В этом городе осталась всего пара незавершенных дел…

~*~*~*~

III.

17/11/665

Прежде чем войти в дом, Кевин постоял на пороге, мысленно готовясь. Он давно не бывал здесь — его визиты никому не приносили радости — и теперь заходить не хотелось. Ничего, стерпишь.

Темная скрипучая лестница не пахла мочой, из-за закрытых дверей не летела ругань и рев детей. Это место — тихий, респектабельный склеп — было куда приличнее, чем доходный дом его детства. И обходилось куда дороже.

Ему открыла служанка, немолодая, но еще крепкая женщина, которую Кевин нанял для ухода за матерью. Получив от гостя монету и разрешение отправиться на прогулку, служанка вся просияла, от восторга перестав даже, впервые за все их знакомство, посматривать на Кевина с опаской. Накинула шаль, вдела ноги в деревянные сабо и вылетела наружу со скоростью заключенного, чью камеру забыли запереть.

Кевин понимал ее слишком хорошо. Он едва успел войти, а ватная тишина уже забила уши воском, в легких застрял спертый воздух. Такая атмосфера бывает в домах, где идет прощание с покойником, и здесь тоже ощущалось незримое присутствие мертвеца — и не одного. Погибших надежд и ожиданий, умерщвленного будущего, горьких призраков давних ошибок.

Мать сидела в комнате у окна, за столиком, на который ложилась полоса бледного света. В той же позе, что в прошлый раз, словно и не пошевелилась с тех пор.

Он специально нашел для нее комнаты под самой крышей, чтобы можно было смотреть то в небо, то вниз, на улицу, где приманивала посетительниц лавка модистки. Но каждый раз, когда он навещал мать, ему казалось, что в светлом прямоугольнике окна она видит что-то свое — или не видит ничего. Как будто перед нею по-прежнему та глухая, с трещиной, стена.

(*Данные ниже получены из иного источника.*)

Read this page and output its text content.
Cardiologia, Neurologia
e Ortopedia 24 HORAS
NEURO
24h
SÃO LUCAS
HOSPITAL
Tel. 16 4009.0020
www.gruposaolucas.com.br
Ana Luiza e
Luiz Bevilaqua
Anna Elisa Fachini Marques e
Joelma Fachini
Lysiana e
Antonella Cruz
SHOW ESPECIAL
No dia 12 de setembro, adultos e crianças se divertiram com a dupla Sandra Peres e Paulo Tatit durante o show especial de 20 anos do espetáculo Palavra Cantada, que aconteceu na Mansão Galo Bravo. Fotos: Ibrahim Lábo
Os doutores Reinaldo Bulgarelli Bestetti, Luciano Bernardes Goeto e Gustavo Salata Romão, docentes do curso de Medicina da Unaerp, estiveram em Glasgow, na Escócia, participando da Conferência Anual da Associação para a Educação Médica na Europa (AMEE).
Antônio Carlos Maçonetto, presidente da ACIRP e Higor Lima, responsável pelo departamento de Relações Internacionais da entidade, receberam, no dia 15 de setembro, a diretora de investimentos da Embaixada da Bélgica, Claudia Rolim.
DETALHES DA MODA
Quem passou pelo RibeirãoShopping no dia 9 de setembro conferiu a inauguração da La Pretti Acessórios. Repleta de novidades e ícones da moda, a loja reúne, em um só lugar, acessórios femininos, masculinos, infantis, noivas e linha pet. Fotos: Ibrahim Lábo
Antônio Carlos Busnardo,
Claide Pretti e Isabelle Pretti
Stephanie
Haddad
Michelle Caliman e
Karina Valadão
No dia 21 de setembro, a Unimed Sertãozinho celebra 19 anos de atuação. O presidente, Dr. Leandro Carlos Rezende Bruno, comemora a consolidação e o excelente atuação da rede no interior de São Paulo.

Известие о том, что сын покидает отряд Ищеек и едет на восток, записываться в наемники, она восприняла спокойно. Да что там спокойно — головы не повернула, а на лице, таком худом, что под туго натянутой кожей как-то по макабрически четко проглядывал череп, не дрогнула даже жилка.

Кевин ожидал, что она будет хоть немного довольна. Мать всегда презирала его службу — работать шпионом, соглядатаем, возиться с отбросами общества, казалось ей самым позорным занятием для дворянина.